ECTA: Less regulatory independence for more investment uncertainty: Council position threatens foundations of EU telecoms regulation


Brussels, 23 October 2017. Ahead of negotiations on rules to promote investment and thereby boost broadband connectivity in the EU, the Council deals a blow to regulatory independence in pursuit of better investment conditions. ECTA calls on the European Parliament and the European Commission to ensure that wilful political intervention in the work of national regulatory authorities (NRAs) be excluded under the future framework for electronic communications.

On 11 October 2017, the Council of Ministers issued the Estonian Presidency with a mandate to start interinstitutional negotiations with the European Parliament about the future rules for providers of connectivity in the form of electronic communications.

This mandate has left unaddressed critical issues of how to make co-investment solutions for future network deployment competitively sustainable. ECTA has previously insisted that notably the issue of co-ownership by operators participating in co-investments needs to be convincingly addressed, while ensuring access to non-participating operators on terms that enable them to compete effectively.

With its vote, the Council has not only failed to address these key aspects. In effect, the Member States brought added confusion to the co-investment issue by introducing commercial access agreements as an alternative. This indicates that the Council, rather than tackling foundational key aspects, seeks short-cuts that do not present a real alternative – neither for potential co-investors, nor for other operators who do not participate in co-investments.

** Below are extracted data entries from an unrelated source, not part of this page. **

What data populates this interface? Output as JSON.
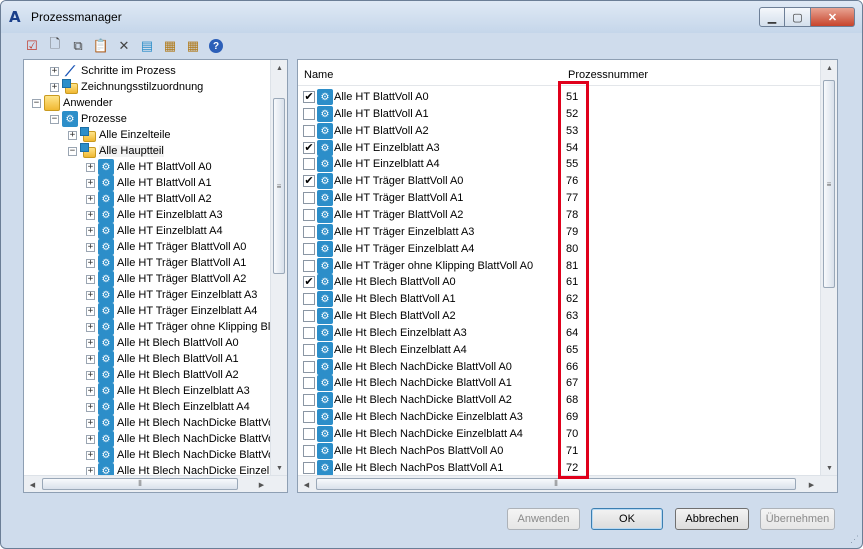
{
  "window": {
    "title": "Prozessmanager"
  },
  "toolbar": {
    "icons": [
      "properties-icon",
      "new-icon",
      "copy-icon",
      "paste-icon",
      "delete-icon",
      "move-icon",
      "import-icon",
      "export-icon",
      "help-icon"
    ]
  },
  "tree": {
    "items": [
      {
        "label": "Schritte im Prozess",
        "expander": "+",
        "icon": "steps",
        "indent": 1
      },
      {
        "label": "Zeichnungsstilzuordnung",
        "expander": "+",
        "icon": "folderproc",
        "indent": 1
      },
      {
        "label": "Anwender",
        "expander": "−",
        "icon": "folder",
        "indent": 0
      },
      {
        "label": "Prozesse",
        "expander": "−",
        "icon": "proc",
        "indent": 1
      },
      {
        "label": "Alle Einzelteile",
        "expander": "+",
        "icon": "folderproc",
        "indent": 2
      },
      {
        "label": "Alle Hauptteil",
        "expander": "−",
        "icon": "folderproc",
        "indent": 2,
        "selected": true
      },
      {
        "label": "Alle HT BlattVoll A0",
        "expander": "+",
        "icon": "proc",
        "indent": 3
      },
      {
        "label": "Alle HT BlattVoll A1",
        "expander": "+",
        "icon": "proc",
        "indent": 3
      },
      {
        "label": "Alle HT BlattVoll A2",
        "expander": "+",
        "icon": "proc",
        "indent": 3
      },
      {
        "label": "Alle HT Einzelblatt A3",
        "expander": "+",
        "icon": "proc",
        "indent": 3
      },
      {
        "label": "Alle HT Einzelblatt A4",
        "expander": "+",
        "icon": "proc",
        "indent": 3
      },
      {
        "label": "Alle HT Träger BlattVoll A0",
        "expander": "+",
        "icon": "proc",
        "indent": 3
      },
      {
        "label": "Alle HT Träger BlattVoll A1",
        "expander": "+",
        "icon": "proc",
        "indent": 3
      },
      {
        "label": "Alle HT Träger BlattVoll A2",
        "expander": "+",
        "icon": "proc",
        "indent": 3
      },
      {
        "label": "Alle HT Träger Einzelblatt A3",
        "expander": "+",
        "icon": "proc",
        "indent": 3
      },
      {
        "label": "Alle HT Träger Einzelblatt A4",
        "expander": "+",
        "icon": "proc",
        "indent": 3
      },
      {
        "label": "Alle HT Träger ohne Klipping Bla",
        "expander": "+",
        "icon": "proc",
        "indent": 3
      },
      {
        "label": "Alle Ht Blech BlattVoll A0",
        "expander": "+",
        "icon": "proc",
        "indent": 3
      },
      {
        "label": "Alle Ht Blech BlattVoll A1",
        "expander": "+",
        "icon": "proc",
        "indent": 3
      },
      {
        "label": "Alle Ht Blech BlattVoll A2",
        "expander": "+",
        "icon": "proc",
        "indent": 3
      },
      {
        "label": "Alle Ht Blech Einzelblatt A3",
        "expander": "+",
        "icon": "proc",
        "indent": 3
      },
      {
        "label": "Alle Ht Blech Einzelblatt A4",
        "expander": "+",
        "icon": "proc",
        "indent": 3
      },
      {
        "label": "Alle Ht Blech NachDicke BlattVol",
        "expander": "+",
        "icon": "proc",
        "indent": 3
      },
      {
        "label": "Alle Ht Blech NachDicke BlattVol",
        "expander": "+",
        "icon": "proc",
        "indent": 3
      },
      {
        "label": "Alle Ht Blech NachDicke BlattVol",
        "expander": "+",
        "icon": "proc",
        "indent": 3
      },
      {
        "label": "Alle Ht Blech NachDicke Einzelbl",
        "expander": "+",
        "icon": "proc",
        "indent": 3
      }
    ]
  },
  "list": {
    "headers": {
      "name": "Name",
      "number": "Prozessnummer"
    },
    "rows": [
      {
        "name": "Alle HT BlattVoll A0",
        "number": "51",
        "checked": true
      },
      {
        "name": "Alle HT BlattVoll A1",
        "number": "52",
        "checked": false
      },
      {
        "name": "Alle HT BlattVoll A2",
        "number": "53",
        "checked": false
      },
      {
        "name": "Alle HT Einzelblatt A3",
        "number": "54",
        "checked": true
      },
      {
        "name": "Alle HT Einzelblatt A4",
        "number": "55",
        "checked": false
      },
      {
        "name": "Alle HT Träger BlattVoll A0",
        "number": "76",
        "checked": true
      },
      {
        "name": "Alle HT Träger BlattVoll A1",
        "number": "77",
        "checked": false
      },
      {
        "name": "Alle HT Träger BlattVoll A2",
        "number": "78",
        "checked": false
      },
      {
        "name": "Alle HT Träger Einzelblatt A3",
        "number": "79",
        "checked": false
      },
      {
        "name": "Alle HT Träger Einzelblatt A4",
        "number": "80",
        "checked": false
      },
      {
        "name": "Alle HT Träger ohne Klipping BlattVoll A0",
        "number": "81",
        "checked": false
      },
      {
        "name": "Alle Ht Blech BlattVoll A0",
        "number": "61",
        "checked": true
      },
      {
        "name": "Alle Ht Blech BlattVoll A1",
        "number": "62",
        "checked": false
      },
      {
        "name": "Alle Ht Blech BlattVoll A2",
        "number": "63",
        "checked": false
      },
      {
        "name": "Alle Ht Blech Einzelblatt A3",
        "number": "64",
        "checked": false
      },
      {
        "name": "Alle Ht Blech Einzelblatt A4",
        "number": "65",
        "checked": false
      },
      {
        "name": "Alle Ht Blech NachDicke BlattVoll A0",
        "number": "66",
        "checked": false
      },
      {
        "name": "Alle Ht Blech NachDicke BlattVoll A1",
        "number": "67",
        "checked": false
      },
      {
        "name": "Alle Ht Blech NachDicke BlattVoll A2",
        "number": "68",
        "checked": false
      },
      {
        "name": "Alle Ht Blech NachDicke Einzelblatt A3",
        "number": "69",
        "checked": false
      },
      {
        "name": "Alle Ht Blech NachDicke Einzelblatt A4",
        "number": "70",
        "checked": false
      },
      {
        "name": "Alle Ht Blech NachPos BlattVoll A0",
        "number": "71",
        "checked": false
      },
      {
        "name": "Alle Ht Blech NachPos BlattVoll A1",
        "number": "72",
        "checked": false
      }
    ]
  },
  "buttons": {
    "apply": "Anwenden",
    "ok": "OK",
    "cancel": "Abbrechen",
    "accept": "Übernehmen"
  },
  "colors": {
    "highlight": "#e0001b",
    "process_icon": "#2c8ec9"
  }
}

The mandate crowns these insufficient rules for co-investment with a frontal attack on the centrepiece of the EU regulatory model for electronic communications: the independence of NRAs’ decision-making in all questions of market regulation. The text thus empowers Member States to block NRAs from imposing obligations for a minimum period `not longer than 7 years´, even if they have concluded that co-investment will not produce effective competition.

Executive Director Luc Hindryckx explains, `The issue here is not with whether this mechanism is appropriately justified or made subject to conditions. It simply must not enter the Code. Governments must not be able to interfere with the regulators’ appraisal of the market situation – and especially not to block remedies that the NRA would otherwise have imposed.´

ECTA regrets that Member States despite confirming their digital ambitions at the European Council last week, have been unable to translate these ambitions into agreement on a coherent, pro-competitive legislative mandate. Instead, the mandate has made a bad provision worse – to the extent of endangering the integrity of EU telecoms market regulation. The reduction in regulatory independence politicises market regulation, reduces regulatory predictability and has no discernible benefit in terms of promoting investment.

ECTA therefore calls on the European Parliament and the European Commission to prevent any lessening of NRAs’ independence in analysing and regulating markets. And encourages them to uphold the ambition of setting a broader remit of minimum competences for NRAs.

ECTA members are united in their belief that competition is the best driver of efficient investments and the greatest enabler of innovation, choice and benefits for citizens and businesses, as well as for the European economy overall. This is the key message that ECTA and its members promote in the discussions about the proposed European Electronic Communications Code.